The origins of the Celesta
The birth of the celesta

The celesta was invented roughly 130 years ago in 1886 by Auguste Mustel, a Parisian organ maker. It has a keyboard and is sized and shaped like an organ, but its sound is completely different: soft and adorable but able to carry over quite a distance.
Like a metallophone, celestas feature a graduated set of metal sound bars inside. When played, hammers strike these bars and produce sound, making the celesta a percussion instrument with a keyboard action mechanism.

            
             
              
              

Let's listen to the sound of the celesta

Celesta

  

A composer who fell in love with the adorable music of the celesta would play a leading role in popularizing it throughout the world. That composer was Pyotr Tchaikovsky (1840-1893).
Tchaikovsky first heard the celesta while walking in Paris prior to traveling to America to play a concert. He needed to leave for America but sent a letter to Pyotr Jurgenson, a close friend and music publisher in Russia, asking him to order a celesta for around 1,200 francs. In his letter he wrote, "I don't want you to show the celesta to anyone-especially not Rimsky-Korsakov or Glazunov. I am to be the first to use this instrument!"
He first made use of the celesta in "Dance of the Sugar Plum Fairy" in his ballet, "The Nutcracker" in 1892. This ballet was a huge success and ballet troupes all over the world wanted to perform it, so orchestras and opera houses throughout the world began to order celestas.

Located near the Arc de Triomphe, the Mustel Company stopped selling celestas around 30 years ago. It is now an electronics store.

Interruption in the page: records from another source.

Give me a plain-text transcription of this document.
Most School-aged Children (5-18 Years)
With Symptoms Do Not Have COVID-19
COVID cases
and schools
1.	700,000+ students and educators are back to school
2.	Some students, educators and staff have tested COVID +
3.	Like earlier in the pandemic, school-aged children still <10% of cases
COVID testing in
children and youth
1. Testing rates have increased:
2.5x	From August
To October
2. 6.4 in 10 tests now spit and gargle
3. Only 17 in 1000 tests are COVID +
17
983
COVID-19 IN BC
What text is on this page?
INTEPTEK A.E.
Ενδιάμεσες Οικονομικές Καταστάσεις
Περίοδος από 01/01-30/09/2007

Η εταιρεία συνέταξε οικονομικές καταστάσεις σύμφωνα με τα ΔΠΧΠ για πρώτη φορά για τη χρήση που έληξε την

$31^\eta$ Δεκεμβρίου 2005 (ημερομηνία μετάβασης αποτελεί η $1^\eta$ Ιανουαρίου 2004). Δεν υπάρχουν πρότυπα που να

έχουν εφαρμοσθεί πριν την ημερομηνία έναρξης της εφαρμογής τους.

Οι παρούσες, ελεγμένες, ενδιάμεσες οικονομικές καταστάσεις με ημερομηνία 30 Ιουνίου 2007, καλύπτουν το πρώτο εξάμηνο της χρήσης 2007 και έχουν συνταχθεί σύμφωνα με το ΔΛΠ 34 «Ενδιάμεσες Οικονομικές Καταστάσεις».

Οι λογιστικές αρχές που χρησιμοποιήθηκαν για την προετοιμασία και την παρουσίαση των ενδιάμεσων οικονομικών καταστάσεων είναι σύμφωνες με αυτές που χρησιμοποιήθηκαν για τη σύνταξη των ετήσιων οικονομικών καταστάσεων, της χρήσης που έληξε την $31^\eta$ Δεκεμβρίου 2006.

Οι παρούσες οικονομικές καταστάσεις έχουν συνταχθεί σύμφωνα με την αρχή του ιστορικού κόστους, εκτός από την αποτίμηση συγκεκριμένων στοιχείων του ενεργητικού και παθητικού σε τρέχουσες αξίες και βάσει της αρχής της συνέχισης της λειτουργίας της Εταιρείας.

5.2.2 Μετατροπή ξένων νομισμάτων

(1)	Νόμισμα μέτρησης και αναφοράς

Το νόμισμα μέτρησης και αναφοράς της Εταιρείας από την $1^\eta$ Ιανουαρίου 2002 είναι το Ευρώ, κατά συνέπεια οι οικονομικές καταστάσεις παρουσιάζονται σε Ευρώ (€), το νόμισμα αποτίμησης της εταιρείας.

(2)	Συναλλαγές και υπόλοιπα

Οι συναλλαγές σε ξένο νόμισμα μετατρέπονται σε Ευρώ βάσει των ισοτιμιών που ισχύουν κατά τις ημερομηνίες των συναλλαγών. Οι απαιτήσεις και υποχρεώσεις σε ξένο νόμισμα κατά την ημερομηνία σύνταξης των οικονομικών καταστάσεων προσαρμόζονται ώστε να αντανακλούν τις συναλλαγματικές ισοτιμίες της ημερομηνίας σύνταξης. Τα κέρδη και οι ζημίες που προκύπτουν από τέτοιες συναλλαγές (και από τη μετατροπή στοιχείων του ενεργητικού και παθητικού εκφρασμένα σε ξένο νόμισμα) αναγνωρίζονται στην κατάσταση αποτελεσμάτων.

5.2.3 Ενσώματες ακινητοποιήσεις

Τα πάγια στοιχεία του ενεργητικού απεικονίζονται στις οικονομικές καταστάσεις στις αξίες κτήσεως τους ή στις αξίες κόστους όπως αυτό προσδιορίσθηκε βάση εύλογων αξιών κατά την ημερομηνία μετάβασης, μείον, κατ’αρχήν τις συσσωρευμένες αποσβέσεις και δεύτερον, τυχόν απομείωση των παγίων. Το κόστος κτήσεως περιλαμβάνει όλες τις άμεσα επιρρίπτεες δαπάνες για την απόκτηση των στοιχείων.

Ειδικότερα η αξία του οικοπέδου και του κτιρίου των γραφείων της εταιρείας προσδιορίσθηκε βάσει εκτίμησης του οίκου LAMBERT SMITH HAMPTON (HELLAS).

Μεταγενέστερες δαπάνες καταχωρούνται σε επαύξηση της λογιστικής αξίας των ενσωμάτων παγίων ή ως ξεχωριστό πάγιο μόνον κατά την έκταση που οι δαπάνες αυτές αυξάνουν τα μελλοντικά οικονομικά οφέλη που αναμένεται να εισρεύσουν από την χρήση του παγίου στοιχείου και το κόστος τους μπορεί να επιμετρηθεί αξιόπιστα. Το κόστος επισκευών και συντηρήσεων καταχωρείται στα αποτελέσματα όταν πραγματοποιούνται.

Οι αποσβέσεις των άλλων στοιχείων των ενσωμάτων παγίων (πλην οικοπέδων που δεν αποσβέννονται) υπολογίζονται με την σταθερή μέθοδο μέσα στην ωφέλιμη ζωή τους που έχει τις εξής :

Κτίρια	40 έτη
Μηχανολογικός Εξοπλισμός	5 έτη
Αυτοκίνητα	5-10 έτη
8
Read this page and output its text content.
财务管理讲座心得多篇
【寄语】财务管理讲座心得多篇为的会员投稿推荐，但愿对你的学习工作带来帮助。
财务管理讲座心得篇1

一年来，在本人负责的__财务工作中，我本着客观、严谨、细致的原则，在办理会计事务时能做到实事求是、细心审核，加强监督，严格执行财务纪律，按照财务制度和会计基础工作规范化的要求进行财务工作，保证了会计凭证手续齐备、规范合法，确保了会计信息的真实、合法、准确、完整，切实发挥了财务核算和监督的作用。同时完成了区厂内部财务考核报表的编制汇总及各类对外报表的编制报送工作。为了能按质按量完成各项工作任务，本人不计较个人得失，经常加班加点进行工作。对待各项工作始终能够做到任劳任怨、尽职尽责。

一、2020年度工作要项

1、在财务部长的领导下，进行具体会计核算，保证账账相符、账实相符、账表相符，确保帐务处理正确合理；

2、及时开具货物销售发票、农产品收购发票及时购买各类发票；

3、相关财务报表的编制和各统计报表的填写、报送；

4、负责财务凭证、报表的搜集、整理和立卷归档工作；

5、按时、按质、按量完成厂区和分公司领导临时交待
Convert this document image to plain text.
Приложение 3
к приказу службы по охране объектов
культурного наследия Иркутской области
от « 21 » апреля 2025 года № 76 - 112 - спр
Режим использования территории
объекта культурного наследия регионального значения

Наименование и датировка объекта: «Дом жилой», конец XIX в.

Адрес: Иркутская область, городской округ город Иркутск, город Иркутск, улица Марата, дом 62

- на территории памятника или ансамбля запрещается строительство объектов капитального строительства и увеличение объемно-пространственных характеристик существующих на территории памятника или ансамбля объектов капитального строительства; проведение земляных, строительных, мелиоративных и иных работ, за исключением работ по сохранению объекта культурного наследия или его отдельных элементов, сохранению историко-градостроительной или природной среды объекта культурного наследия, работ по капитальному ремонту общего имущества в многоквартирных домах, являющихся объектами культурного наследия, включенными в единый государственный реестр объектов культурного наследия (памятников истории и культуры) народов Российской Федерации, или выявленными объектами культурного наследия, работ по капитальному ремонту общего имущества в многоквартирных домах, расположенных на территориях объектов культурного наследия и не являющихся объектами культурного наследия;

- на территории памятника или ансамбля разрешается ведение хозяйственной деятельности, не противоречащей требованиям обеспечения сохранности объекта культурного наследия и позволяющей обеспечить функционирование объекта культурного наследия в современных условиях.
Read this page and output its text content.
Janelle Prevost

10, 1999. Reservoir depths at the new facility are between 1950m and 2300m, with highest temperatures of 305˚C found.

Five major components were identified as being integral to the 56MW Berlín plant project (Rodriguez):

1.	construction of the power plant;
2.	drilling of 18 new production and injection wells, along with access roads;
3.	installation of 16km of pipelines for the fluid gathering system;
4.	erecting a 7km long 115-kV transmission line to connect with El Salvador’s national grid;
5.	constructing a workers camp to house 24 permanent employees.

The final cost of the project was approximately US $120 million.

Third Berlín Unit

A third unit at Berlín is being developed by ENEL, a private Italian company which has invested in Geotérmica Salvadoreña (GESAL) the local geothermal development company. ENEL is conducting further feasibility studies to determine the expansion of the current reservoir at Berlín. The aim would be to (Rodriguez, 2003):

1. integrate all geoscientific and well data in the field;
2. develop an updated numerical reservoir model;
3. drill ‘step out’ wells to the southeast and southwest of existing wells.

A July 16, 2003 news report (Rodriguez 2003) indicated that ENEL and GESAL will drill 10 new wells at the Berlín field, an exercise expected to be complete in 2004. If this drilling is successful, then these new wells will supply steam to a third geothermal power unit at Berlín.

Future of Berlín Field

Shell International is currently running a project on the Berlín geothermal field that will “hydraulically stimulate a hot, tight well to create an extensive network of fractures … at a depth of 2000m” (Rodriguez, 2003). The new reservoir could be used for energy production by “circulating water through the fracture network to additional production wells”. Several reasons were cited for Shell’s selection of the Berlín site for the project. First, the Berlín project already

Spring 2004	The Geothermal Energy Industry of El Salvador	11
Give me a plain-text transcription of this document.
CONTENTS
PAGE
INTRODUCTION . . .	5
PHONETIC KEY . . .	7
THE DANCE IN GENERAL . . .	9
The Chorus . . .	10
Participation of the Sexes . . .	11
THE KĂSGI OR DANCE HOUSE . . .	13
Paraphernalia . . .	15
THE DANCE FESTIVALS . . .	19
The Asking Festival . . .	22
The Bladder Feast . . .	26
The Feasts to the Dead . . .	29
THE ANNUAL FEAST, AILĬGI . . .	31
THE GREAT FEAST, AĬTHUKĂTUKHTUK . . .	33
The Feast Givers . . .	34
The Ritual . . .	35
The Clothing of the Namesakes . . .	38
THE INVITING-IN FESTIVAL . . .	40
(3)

The celesta went on to gain popularity with Maurice Ravel (1875-1937), Claude Debussy (1862-1918), and other impressionist composers, and then with late romanticists such as Richard Strauss and Gustav Mahler. Used often even by modern musicians, the celesta is now firmly established as a legitimate instrument.
Incidentally, Ravel is often called the "magician of sound," and in his "Bolero" the celesta is accompanied by one horn and two piccolos. This results for a mysterious and very charming performance.